A fresh big chill moved into Minnesota Thursday night on the heels of a sloppy storm that dropped a couple of inches of snow in the metro area and far more to the north and southeast.

The snow is over with for the next couple of days in the Twin Cities metro area, with bright sunshine to illuminate the fresh snow. But the warmth will be an illusion as temperatures stay in the single digits by day and fall below zero by night, according to the National Weather Service in Chanhassen. And brisk winds will make it feel even colder.

Friday and Saturday will be sunny and cold, with a high around 5 degrees and wind chill values as low as 23 below, the Weather Service said. Friday night's low will be around 11 below.

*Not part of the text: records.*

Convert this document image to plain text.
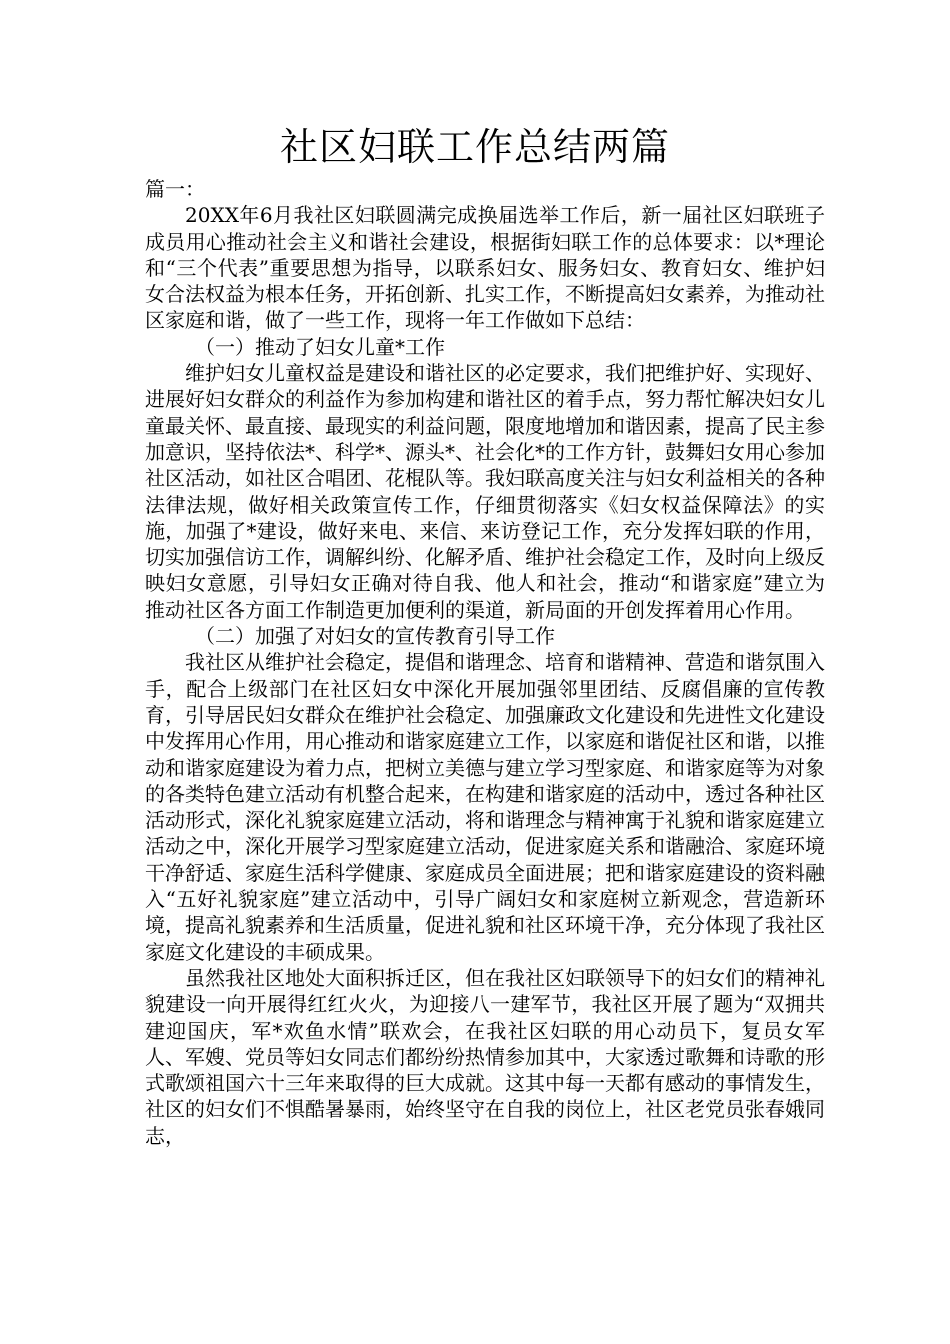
社区妇联工作总结两篇

篇一：

20XX年6月我社区妇联圆满完成换届选举工作后，新一届社区妇联班子成员用心推动社会主义和谐社会建设，根据街妇联工作的总体要求：以*理论和“三个代表”重要思想为指导，以联系妇女、服务妇女、教育妇女、维护妇女合法权益为根本任务，开拓创新、扎实工作，不断提高妇女素养，为推动社区家庭和谐，做了一些工作，现将一年工作做如下总结：

（一）推动了妇女儿童*工作

维护妇女儿童权益是建设和谐社区的必定要求，我们把维护好、实现好、进展好妇女群众的利益作为参加构建和谐社区的着手点，努力帮忙解决妇女儿童最关怀、最直接、最现实的利益问题，限度地增加和谐因素，提高了民主参加意识，坚持依法*、科学*、源头*、社会化*的工作方针，鼓舞妇女用心参加社区活动，如社区合唱团、花棍队等。我妇联高度关注与妇女利益相关的各种法律法规，做好相关政策宣传工作，仔细贯彻落实《妇女权益保障法》的实施，加强了*建设，做好来电、来信、来访登记工作，充分发挥妇联的作用，切实加强信访工作，调解纠纷、化解矛盾、维护社会稳定工作，及时向上级反映妇女意愿，引导妇女正确对待自我、他人和社会，推动“和谐家庭”建立为推动社区各方面工作制造更加便利的渠道，新局面的开创发挥着用心作用。

（二）加强了对妇女的宣传教育引导工作

我社区从维护社会稳定，提倡和谐理念、培育和谐精神、营造和谐氛围入手，配合上级部门在社区妇女中深化开展加强邻里团结、反腐倡廉的宣传教育，引导居民妇女群众在维护社会稳定、加强廉政文化建设和先进性文化建设中发挥用心作用，用心推动和谐家庭建立工作，以家庭和谐促社区和谐，以推动和谐家庭建设为着力点，把树立美德与建立学习型家庭、和谐家庭等为对象的各类特色建立活动有机整合起来，在构建和谐家庭的活动中，透过各种社区活动形式，深化礼貌家庭建立活动，将和谐理念与精神寓于礼貌和谐家庭建立活动之中，深化开展学习型家庭建立活动，促进家庭关系和谐融洽、家庭环境干净舒适、家庭生活科学健康、家庭成员全面进展；把和谐家庭建设的资料融入“五好礼貌家庭”建立活动中，引导广阔妇女和家庭树立新观念，营造新环境，提高礼貌素养和生活质量，促进礼貌和社区环境干净，充分体现了我社区家庭文化建设的丰硕成果。

虽然我社区地处大面积拆迁区，但在我社区妇联领导下的妇女们的精神礼貌建设一向开展得红红火火，为迎接八一建军节，我社区开展了题为“双拥共建迎国庆，军*欢鱼水情”联欢会，在我社区妇联的用心动员下，复员女军人、军嫂、党员等妇女同志们都纷纷热情参加其中，大家透过歌舞和诗歌的形式歌颂祖国六十三年来取得的巨大成就。这其中每一天都有感动的事情发生，社区的妇女们不惧酷暑暴雨，始终坚守在自我的岗位上，社区老党员张春娥同志，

By Sunday, snow may return, especially in the afternoon, dropping an inch of so on the roads just as fans head home from the Vikings-Saints playoff game in downtown Minneapolis. The high that day will be around 13 degrees.

Monday — Martin Luther King Jr. Day — will be sunny and cold, with a high of only 1 degree in the Twin Cities and a wind from the north and northwest.

Snow stopped falling in the metro area just before Thursday evening's rush hour, but the accumulation was enough to dramatically slow commuters' trips home. The Twin Cities got 2 to 3 inches of fresh snow, which was promptly whipped around by strong winds.

Maple Grove and White Bear Lake led metro area snow totals, with 2.1 inches and 1.8 inches respectively.

Thursday's snowfall covered exposed ground that had poked through after three days of melting earlier this week.

Hours before the snow developed, ice was the issue as the temperature free fall crusted side streets and sidewalks in ice. Mainline roads held up fairly well as the Minnesota Department of Transportation pre-treated highways and freeways.

"I've seen generous portions of chemicals and salt," said cabdriver Chey Eisenman, who by 6 a.m. had already picked up fares in Roseville, Bloomington, Inver Grove Heights and the Minneapolis-St. Paul International Airport Thursday morning. "I'm giving my cab a salt facial. I've never seen the roads more pre-treated than I have this morning."

Along with MnDOT, Hennepin County had 71 plows out Thursday morning to put down anti-icing materials.

The weather was fiercest in northern Minnesota, where up to 9 inches of snow fell and strong winds created blizzard conditions in the Red River Valley.

In southeastern Minnesota, where ice and snow made travel difficult, snow totals included 3.5 inches in Winona and 2 inches in Byron.

At day's end, the State Patrol said that from midnight to 8:30 p.m. Thursday, it responded to 274 crashes statewide — 30 with injuries, but no fatals — and 141 vehicle spinouts, as well as 10 jackknifed semitrailer trucks.